TJPB nega retorno de Reginaldo Pereira à Prefeitura de Santa Rita

TJPB nega retorno de Reginaldo Pereira à Prefeitura de Santa Rita

O Tribunal de Justiça da Paraíba (TJPB) negou, nessa sexta-feira (2), o pedido de liminar impetrado pelo ex-prefeito de Santa Rita, Reginaldo Pereira, na tentativa de voltar ao cargo que está sendo ocupado pelo vice-prefeito Netinho de Várzea Nova, desde o último dia 30. A ação foi julgada pelo desembargador José Aurélio da Cruz, plantonista do Tribunal.

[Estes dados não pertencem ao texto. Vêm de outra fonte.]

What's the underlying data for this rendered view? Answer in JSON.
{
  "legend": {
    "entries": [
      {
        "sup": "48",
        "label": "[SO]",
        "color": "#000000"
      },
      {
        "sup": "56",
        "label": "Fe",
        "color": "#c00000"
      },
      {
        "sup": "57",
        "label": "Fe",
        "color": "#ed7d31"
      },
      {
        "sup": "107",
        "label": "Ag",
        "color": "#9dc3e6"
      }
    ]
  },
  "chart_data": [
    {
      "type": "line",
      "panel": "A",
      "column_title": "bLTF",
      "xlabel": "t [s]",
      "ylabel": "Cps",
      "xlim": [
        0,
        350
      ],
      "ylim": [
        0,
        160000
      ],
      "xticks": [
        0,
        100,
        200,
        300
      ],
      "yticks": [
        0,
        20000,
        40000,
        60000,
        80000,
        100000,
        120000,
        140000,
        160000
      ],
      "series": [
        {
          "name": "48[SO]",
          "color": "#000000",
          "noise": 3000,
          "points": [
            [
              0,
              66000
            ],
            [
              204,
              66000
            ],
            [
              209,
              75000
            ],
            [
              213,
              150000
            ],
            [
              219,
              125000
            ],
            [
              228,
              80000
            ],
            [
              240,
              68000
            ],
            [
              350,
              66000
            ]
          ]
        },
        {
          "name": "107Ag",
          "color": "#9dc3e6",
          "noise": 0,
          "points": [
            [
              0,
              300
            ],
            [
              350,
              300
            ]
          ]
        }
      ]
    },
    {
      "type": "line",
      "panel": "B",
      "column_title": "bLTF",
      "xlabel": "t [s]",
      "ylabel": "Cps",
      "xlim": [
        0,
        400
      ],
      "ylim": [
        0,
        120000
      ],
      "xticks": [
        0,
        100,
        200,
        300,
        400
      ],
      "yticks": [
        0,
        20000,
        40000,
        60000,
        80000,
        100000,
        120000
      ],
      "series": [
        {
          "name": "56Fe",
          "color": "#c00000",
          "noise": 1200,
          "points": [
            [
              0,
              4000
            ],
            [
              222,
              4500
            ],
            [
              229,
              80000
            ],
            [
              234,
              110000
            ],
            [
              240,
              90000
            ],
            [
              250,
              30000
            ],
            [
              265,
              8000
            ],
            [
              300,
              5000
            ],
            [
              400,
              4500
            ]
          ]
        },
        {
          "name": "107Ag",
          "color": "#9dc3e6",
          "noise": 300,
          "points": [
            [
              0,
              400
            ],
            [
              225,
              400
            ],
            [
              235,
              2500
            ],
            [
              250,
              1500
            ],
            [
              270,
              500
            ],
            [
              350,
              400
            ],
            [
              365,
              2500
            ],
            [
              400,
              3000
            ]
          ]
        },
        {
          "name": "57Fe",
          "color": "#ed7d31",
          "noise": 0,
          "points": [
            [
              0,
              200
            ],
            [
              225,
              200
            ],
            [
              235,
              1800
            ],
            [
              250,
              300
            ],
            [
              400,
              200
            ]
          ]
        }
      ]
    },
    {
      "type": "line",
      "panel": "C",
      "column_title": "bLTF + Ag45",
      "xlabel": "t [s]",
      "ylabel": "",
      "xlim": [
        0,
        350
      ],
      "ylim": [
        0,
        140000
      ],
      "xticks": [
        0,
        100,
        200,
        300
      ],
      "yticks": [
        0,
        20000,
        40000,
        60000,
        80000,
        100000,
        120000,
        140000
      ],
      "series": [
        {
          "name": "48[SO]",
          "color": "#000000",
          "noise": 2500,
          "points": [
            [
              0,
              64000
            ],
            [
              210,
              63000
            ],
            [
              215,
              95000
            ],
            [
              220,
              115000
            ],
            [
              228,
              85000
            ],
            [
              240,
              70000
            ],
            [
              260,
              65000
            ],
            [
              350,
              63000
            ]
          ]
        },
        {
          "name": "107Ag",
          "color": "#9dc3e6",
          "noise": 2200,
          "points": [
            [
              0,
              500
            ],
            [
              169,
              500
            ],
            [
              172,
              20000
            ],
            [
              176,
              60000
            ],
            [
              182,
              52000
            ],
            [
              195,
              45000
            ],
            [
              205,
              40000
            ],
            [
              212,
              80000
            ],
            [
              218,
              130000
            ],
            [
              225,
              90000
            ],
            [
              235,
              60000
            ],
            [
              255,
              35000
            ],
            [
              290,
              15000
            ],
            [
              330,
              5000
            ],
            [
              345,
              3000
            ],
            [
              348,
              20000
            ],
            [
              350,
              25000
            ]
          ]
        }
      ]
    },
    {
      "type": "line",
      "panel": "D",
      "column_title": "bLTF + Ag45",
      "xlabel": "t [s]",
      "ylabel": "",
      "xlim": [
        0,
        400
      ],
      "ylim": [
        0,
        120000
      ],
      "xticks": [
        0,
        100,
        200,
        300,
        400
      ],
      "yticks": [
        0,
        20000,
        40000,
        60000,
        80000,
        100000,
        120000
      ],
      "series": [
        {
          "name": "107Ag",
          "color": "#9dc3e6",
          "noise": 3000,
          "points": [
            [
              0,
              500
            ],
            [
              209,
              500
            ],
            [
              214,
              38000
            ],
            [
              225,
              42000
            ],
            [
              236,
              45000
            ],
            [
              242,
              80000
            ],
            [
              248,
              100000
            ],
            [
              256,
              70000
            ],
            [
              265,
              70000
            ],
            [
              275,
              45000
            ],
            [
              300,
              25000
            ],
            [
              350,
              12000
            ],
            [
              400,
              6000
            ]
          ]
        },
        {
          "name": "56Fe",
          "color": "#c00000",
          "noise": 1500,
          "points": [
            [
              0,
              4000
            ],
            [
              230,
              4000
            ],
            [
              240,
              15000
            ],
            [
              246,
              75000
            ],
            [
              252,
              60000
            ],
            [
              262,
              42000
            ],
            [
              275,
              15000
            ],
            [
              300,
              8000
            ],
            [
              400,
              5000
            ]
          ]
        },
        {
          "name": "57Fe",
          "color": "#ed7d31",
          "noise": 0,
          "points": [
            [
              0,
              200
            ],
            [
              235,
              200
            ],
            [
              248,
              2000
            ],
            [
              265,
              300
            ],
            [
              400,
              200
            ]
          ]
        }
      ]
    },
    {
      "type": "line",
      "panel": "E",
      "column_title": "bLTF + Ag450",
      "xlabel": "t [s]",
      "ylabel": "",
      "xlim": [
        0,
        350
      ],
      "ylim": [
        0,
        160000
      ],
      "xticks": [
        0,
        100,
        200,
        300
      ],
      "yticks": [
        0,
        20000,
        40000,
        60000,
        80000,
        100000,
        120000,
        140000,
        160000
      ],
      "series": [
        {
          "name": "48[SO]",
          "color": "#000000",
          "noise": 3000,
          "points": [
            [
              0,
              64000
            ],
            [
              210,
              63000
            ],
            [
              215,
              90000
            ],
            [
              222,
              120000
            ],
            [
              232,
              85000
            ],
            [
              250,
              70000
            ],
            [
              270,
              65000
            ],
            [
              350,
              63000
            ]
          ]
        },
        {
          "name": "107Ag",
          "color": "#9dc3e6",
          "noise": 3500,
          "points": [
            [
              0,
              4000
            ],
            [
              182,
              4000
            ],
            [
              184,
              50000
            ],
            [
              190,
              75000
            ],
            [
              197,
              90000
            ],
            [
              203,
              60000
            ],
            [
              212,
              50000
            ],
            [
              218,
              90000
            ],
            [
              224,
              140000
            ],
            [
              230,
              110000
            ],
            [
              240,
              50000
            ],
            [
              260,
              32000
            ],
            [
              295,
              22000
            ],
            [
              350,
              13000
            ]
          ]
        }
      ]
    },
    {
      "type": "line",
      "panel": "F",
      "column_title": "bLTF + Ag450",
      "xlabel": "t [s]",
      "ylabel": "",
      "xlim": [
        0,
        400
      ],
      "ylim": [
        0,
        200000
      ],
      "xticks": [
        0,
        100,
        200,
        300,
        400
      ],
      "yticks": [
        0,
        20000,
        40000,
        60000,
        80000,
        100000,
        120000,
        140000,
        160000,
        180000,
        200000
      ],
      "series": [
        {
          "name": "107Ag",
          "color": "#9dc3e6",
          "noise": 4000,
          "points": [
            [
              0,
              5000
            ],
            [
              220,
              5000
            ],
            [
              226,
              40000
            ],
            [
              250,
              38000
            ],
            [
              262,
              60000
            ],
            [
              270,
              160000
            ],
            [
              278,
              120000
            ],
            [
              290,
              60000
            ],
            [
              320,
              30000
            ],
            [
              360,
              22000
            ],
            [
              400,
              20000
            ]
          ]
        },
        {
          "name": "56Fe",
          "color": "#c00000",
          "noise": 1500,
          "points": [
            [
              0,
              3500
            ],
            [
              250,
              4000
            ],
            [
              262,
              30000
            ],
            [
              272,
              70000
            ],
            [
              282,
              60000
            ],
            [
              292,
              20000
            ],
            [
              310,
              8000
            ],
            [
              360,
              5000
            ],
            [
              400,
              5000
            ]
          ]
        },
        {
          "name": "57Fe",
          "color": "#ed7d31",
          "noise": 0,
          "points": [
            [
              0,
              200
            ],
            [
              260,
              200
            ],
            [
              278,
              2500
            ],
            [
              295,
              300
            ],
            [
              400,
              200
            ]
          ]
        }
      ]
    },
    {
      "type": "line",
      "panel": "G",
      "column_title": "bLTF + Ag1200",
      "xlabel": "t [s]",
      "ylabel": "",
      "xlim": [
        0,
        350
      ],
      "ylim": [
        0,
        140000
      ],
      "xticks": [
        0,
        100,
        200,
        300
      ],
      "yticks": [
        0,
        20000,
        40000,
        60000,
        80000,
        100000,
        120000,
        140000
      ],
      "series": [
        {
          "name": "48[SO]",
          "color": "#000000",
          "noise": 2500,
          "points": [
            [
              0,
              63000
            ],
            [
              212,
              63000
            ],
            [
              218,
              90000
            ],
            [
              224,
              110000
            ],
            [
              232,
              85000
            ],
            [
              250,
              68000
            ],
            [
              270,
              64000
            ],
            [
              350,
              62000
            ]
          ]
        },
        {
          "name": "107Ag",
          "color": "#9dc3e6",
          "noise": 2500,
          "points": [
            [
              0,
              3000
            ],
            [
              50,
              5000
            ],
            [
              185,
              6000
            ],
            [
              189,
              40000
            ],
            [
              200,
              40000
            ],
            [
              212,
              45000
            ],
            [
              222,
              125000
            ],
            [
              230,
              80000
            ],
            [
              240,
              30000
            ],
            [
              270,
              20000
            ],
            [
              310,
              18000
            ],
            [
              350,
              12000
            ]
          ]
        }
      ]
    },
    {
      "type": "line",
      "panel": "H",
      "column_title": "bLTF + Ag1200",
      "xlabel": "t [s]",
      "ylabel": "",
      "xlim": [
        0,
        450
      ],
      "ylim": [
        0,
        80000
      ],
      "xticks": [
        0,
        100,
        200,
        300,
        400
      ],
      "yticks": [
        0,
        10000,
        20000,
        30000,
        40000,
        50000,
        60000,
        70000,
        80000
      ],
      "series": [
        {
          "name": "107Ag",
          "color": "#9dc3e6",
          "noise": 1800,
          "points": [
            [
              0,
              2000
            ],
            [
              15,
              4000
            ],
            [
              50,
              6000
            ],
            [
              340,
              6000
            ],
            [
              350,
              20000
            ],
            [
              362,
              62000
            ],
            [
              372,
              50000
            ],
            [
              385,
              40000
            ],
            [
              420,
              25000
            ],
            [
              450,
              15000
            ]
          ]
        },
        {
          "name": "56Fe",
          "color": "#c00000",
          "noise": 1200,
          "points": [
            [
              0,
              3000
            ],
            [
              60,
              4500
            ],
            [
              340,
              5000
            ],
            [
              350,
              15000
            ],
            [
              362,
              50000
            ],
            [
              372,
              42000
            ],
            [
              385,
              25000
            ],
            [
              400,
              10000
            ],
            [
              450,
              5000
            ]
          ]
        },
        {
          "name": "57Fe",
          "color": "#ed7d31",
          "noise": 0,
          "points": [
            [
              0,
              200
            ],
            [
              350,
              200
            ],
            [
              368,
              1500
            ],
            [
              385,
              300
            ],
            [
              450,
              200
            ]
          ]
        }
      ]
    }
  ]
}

De acordo com assessoria do atual prefeito Netinho, tratou-se de uma "tentativa frustrada" e de uma "manobra jurídica" mal sucedida. "Havendo prazo de 48h para recorrer da decisão de sentença do Juiz Gustavo Procópio, da 5ª. Vara Mista da Comarca de Santa Rita, os advogados do ex-prefeito cassado esperaram para investir através de um golpe jurídico e um pedido de liminar que questionava a decisão de mérito prolatada e expedida na última terça-feira, 29, pelo magistrado, numa tentativa de envolver o plantonista do TJ, descontextualizado da problemática canavieira, tendo pedido negado pelo Des. José Aurélio da Cruz, que, vendo a inexistência da urgência argumentada na ação, negou a liminar e remeteu os autos para o relator do processo na casa, Des. Abraham Lincoln da Cunha Ramos, que deve analisar o pedido de Reginaldo Pereira, ainda em prazo para tal", explicou a assessoria.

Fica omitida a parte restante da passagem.